4. Consider your motivations at budget time
Board members’ personal biases can sometimes come out during budget season. Board members may believe that they are working in the interest of the community when, in fact, it is their own interests that are motivating them. Let’s look at an example of how this might happen:
A newly elected board member thinks that the HOA’s assessments are too high. At budget time, the new member proposes a steep reduction. However, the reduction means that the budget no longer provides enough money for current operational costs. In this situation, the board member may have thought the proposal was best for the community, but it really wasn’t. The real motivation was self-interest: reducing the member’s own monthly fees.
5. Never exploit privileged board information
Board members sometimes have access to privileged information. You should never use that information for your own personal gain. Consider the following scenario:
A homeowner is having difficulty keeping up with assessments and approaches the board about selling the property. As is often the case with HOAs, the board has a legal first right of refusal. At the same time, however, one of the board members is interested in buying the property but does not disclose this. This is now a conflict of interest because the board member has a personal interest in the board declining to buy the property. A similar situation could occur if a home goes into foreclosures. The board member must reveal the interest up front and allow the board to make the best decision for the community.
6. Apply the rules equally
Board members are not above the rules. In reality, they should set an example by following them diligently. Ignoring parking or pet restrictions, for example, sends a message to other homeowners that it’s okay for them to ignore the rules, too. Even worse, it may create liability issues for the entire HOA.
7. Do the right thing—even if the developer appointed you
Board members who are appointed by the developer during a community’s development phase may feel split in their allegiances. However, if you are in this situation, you are still obligated to look out for the community’s interests, not the developer’s.

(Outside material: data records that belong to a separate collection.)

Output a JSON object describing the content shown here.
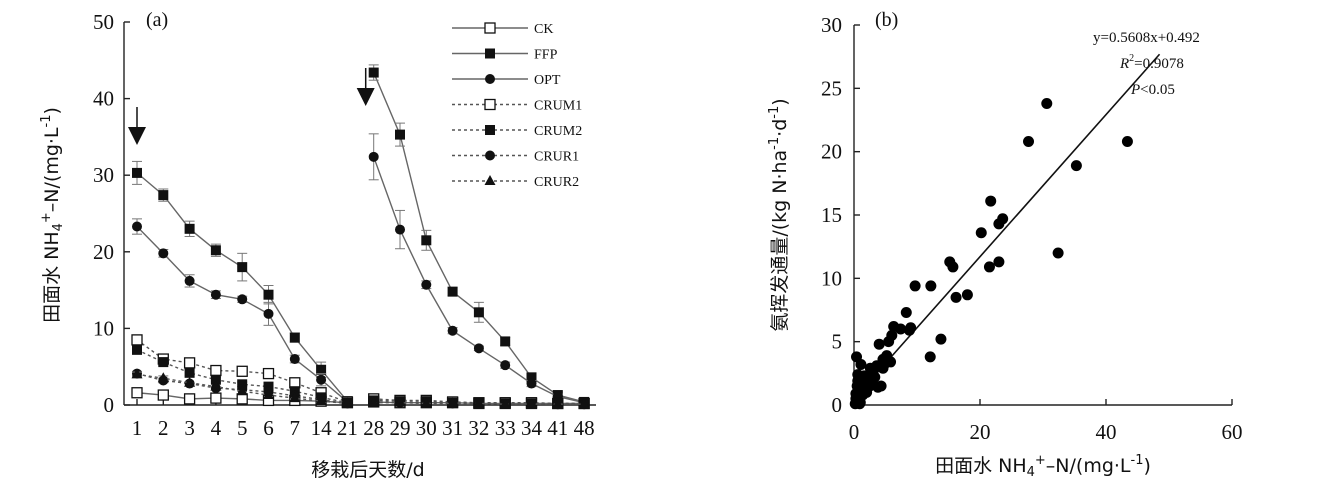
{
  "chart_data": [
    {
      "type": "line",
      "panel_label": "(a)",
      "xlabel": "移栽后天数/d",
      "ylabel": "田面水 NH4+-N/(mg·L-1)",
      "categories": [
        "1",
        "2",
        "3",
        "4",
        "5",
        "6",
        "7",
        "14",
        "21",
        "28",
        "29",
        "30",
        "31",
        "32",
        "33",
        "34",
        "41",
        "48"
      ],
      "ylim": [
        0,
        50
      ],
      "yticks": [
        "0",
        "10",
        "20",
        "30",
        "40",
        "50"
      ],
      "fertilization_arrows_at": [
        "1",
        "28"
      ],
      "legend_position": "top-right",
      "series": [
        {
          "name": "CK",
          "marker": "open-square",
          "line": "solid",
          "values": [
            1.6,
            1.3,
            0.8,
            0.9,
            0.8,
            0.6,
            0.6,
            0.5,
            0.3,
            0.4,
            0.3,
            0.3,
            0.3,
            0.2,
            0.2,
            0.2,
            0.2,
            0.2
          ],
          "errors": [
            0.2,
            0.1,
            0.1,
            0.1,
            0.1,
            0.1,
            0.1,
            0.1,
            0.1,
            0.1,
            0.1,
            0.1,
            0.1,
            0.1,
            0.1,
            0.1,
            0.1,
            0.1
          ]
        },
        {
          "name": "FFP",
          "marker": "filled-square",
          "line": "solid",
          "values": [
            30.3,
            27.4,
            23.0,
            20.2,
            18.0,
            14.4,
            8.8,
            4.6,
            0.5,
            43.4,
            35.3,
            21.5,
            14.8,
            12.1,
            8.3,
            3.6,
            1.3,
            0.4
          ],
          "errors": [
            1.5,
            0.8,
            1.0,
            0.8,
            1.8,
            1.2,
            0.6,
            1.0,
            0.2,
            1.0,
            1.5,
            1.3,
            0.5,
            1.3,
            0.5,
            0.6,
            0.4,
            0.2
          ]
        },
        {
          "name": "OPT",
          "marker": "filled-circle",
          "line": "solid",
          "values": [
            23.3,
            19.8,
            16.2,
            14.4,
            13.8,
            11.9,
            6.0,
            3.3,
            0.4,
            32.4,
            22.9,
            15.7,
            9.7,
            7.4,
            5.2,
            2.8,
            1.1,
            0.3
          ],
          "errors": [
            1.0,
            0.5,
            0.8,
            0.5,
            0.4,
            1.5,
            0.5,
            0.8,
            0.2,
            3.0,
            2.5,
            0.5,
            0.4,
            0.3,
            0.4,
            0.4,
            0.3,
            0.2
          ]
        },
        {
          "name": "CRUM1",
          "marker": "open-square",
          "line": "dotted",
          "values": [
            8.5,
            6.0,
            5.5,
            4.5,
            4.4,
            4.1,
            2.9,
            1.6,
            0.4,
            0.8,
            0.6,
            0.6,
            0.4,
            0.3,
            0.3,
            0.3,
            0.2,
            0.2
          ],
          "errors": [
            0.5,
            0.4,
            0.4,
            0.4,
            0.3,
            0.3,
            0.3,
            0.2,
            0.1,
            0.1,
            0.1,
            0.1,
            0.1,
            0.1,
            0.1,
            0.1,
            0.1,
            0.1
          ]
        },
        {
          "name": "CRUM2",
          "marker": "filled-square",
          "line": "dotted",
          "values": [
            7.2,
            5.6,
            4.2,
            3.3,
            2.7,
            2.4,
            1.8,
            1.0,
            0.3,
            0.6,
            0.5,
            0.5,
            0.3,
            0.3,
            0.2,
            0.2,
            0.2,
            0.2
          ],
          "errors": [
            0.5,
            0.4,
            0.4,
            0.3,
            0.3,
            0.3,
            0.2,
            0.2,
            0.1,
            0.1,
            0.1,
            0.1,
            0.1,
            0.1,
            0.1,
            0.1,
            0.1,
            0.1
          ]
        },
        {
          "name": "CRUR1",
          "marker": "filled-circle",
          "line": "dotted",
          "values": [
            4.1,
            3.2,
            2.8,
            2.2,
            2.0,
            1.7,
            1.2,
            0.7,
            0.2,
            0.4,
            0.3,
            0.3,
            0.2,
            0.2,
            0.2,
            0.2,
            0.1,
            0.1
          ],
          "errors": [
            0.3,
            0.3,
            0.2,
            0.2,
            0.2,
            0.2,
            0.2,
            0.1,
            0.1,
            0.1,
            0.1,
            0.1,
            0.1,
            0.1,
            0.1,
            0.1,
            0.1,
            0.1
          ]
        },
        {
          "name": "CRUR2",
          "marker": "filled-triangle",
          "line": "dotted",
          "values": [
            4.0,
            3.5,
            2.9,
            2.4,
            1.8,
            1.3,
            0.9,
            0.5,
            0.2,
            0.3,
            0.3,
            0.2,
            0.2,
            0.2,
            0.1,
            0.1,
            0.1,
            0.1
          ],
          "errors": [
            0.3,
            0.3,
            0.2,
            0.2,
            0.2,
            0.2,
            0.1,
            0.1,
            0.1,
            0.1,
            0.1,
            0.1,
            0.1,
            0.1,
            0.1,
            0.1,
            0.1,
            0.1
          ]
        }
      ]
    },
    {
      "type": "scatter",
      "panel_label": "(b)",
      "xlabel": "田面水 NH4+-N/(mg·L-1)",
      "ylabel": "氨挥发通量/(kg N·ha-1·d-1)",
      "xlim": [
        0,
        60
      ],
      "ylim": [
        0,
        30
      ],
      "xticks": [
        "0",
        "20",
        "40",
        "60"
      ],
      "yticks": [
        "0",
        "5",
        "10",
        "15",
        "20",
        "25",
        "30"
      ],
      "fit_line": {
        "slope": 0.5608,
        "intercept": 0.492
      },
      "annotations": {
        "equation": "y=0.5608x+0.492",
        "r2": "R²=0.9078",
        "p": "P<0.05"
      },
      "points": [
        [
          43.4,
          20.8
        ],
        [
          35.3,
          18.9
        ],
        [
          32.4,
          12.0
        ],
        [
          30.6,
          23.8
        ],
        [
          27.7,
          20.8
        ],
        [
          23.6,
          14.7
        ],
        [
          23.0,
          14.3
        ],
        [
          23.0,
          11.3
        ],
        [
          21.7,
          16.1
        ],
        [
          21.5,
          10.9
        ],
        [
          20.2,
          13.6
        ],
        [
          18.0,
          8.7
        ],
        [
          16.2,
          8.5
        ],
        [
          15.7,
          10.9
        ],
        [
          15.2,
          11.3
        ],
        [
          13.8,
          5.2
        ],
        [
          12.2,
          9.4
        ],
        [
          12.1,
          3.8
        ],
        [
          9.7,
          9.4
        ],
        [
          9.0,
          6.1
        ],
        [
          8.8,
          5.9
        ],
        [
          8.3,
          7.3
        ],
        [
          7.4,
          6.0
        ],
        [
          6.3,
          6.2
        ],
        [
          6.0,
          5.5
        ],
        [
          5.8,
          3.4
        ],
        [
          5.5,
          5.0
        ],
        [
          5.2,
          3.9
        ],
        [
          4.6,
          2.9
        ],
        [
          4.6,
          3.6
        ],
        [
          4.3,
          1.5
        ],
        [
          4.0,
          4.8
        ],
        [
          3.6,
          3.1
        ],
        [
          3.3,
          2.2
        ],
        [
          3.0,
          2.6
        ],
        [
          2.9,
          1.9
        ],
        [
          2.5,
          1.5
        ],
        [
          2.2,
          1.6
        ],
        [
          2.0,
          1.0
        ],
        [
          1.8,
          1.3
        ],
        [
          1.6,
          2.3
        ],
        [
          1.3,
          1.7
        ],
        [
          1.1,
          3.2
        ],
        [
          0.9,
          0.6
        ],
        [
          0.8,
          1.2
        ],
        [
          0.6,
          1.9
        ],
        [
          0.5,
          0.3
        ],
        [
          0.4,
          0.2
        ],
        [
          0.3,
          0.5
        ],
        [
          0.2,
          0.1
        ],
        [
          0.4,
          3.8
        ],
        [
          0.6,
          2.4
        ],
        [
          0.9,
          0.1
        ],
        [
          0.3,
          0.9
        ],
        [
          0.5,
          1.5
        ],
        [
          1.0,
          0.2
        ],
        [
          1.4,
          0.8
        ],
        [
          2.6,
          2.9
        ],
        [
          3.8,
          1.4
        ],
        [
          4.8,
          3.2
        ]
      ]
    }
  ]
}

What happens if a developer wants assessments to be unrealistically low in order to attract buyers? Or what if the developer did not follow through on a payment or a contractual obligation? As a board member, you cannot side with the developer at the expense of the HOA. Apply a moral compass and make your decisions with the HOA’s best interests in mind.
8. Be transparent
Being candid about potential conflicts of interest is key to avoiding them. Transparency should involve:
Documenting those transactions that could benefit a board member
Reviewing bids openly and honestly
Voting on contracts only after careful evaluation of all materials
9. Hold your community managers to the same standards
Of course you should expect your community manager to be guided by strong ethics. Remember that you are the management company’s client. As an employee of the company, therefore, the community manager must put the HOA’s best interests ahead of the interest of any individual board members.
If the community manager has any business dealings with a homeowner, the board needs to be aware of it. Additionally, managers should refuse gifts or favors from board members or from anyone who does business with the HOA.
Avoiding HOA Board Conflicts of Interest Can be Simple
Conflicts of interest may seem difficult to navigate, but you can avoid them easily if you make the HOA’s best interests your priority and apply ethics, openness and integrity to all your decisions. Working alongside your property management company as you navigate choosing vendors or perform other tasks where conflict of interest could arise, will ensure you are making the best choices for your community.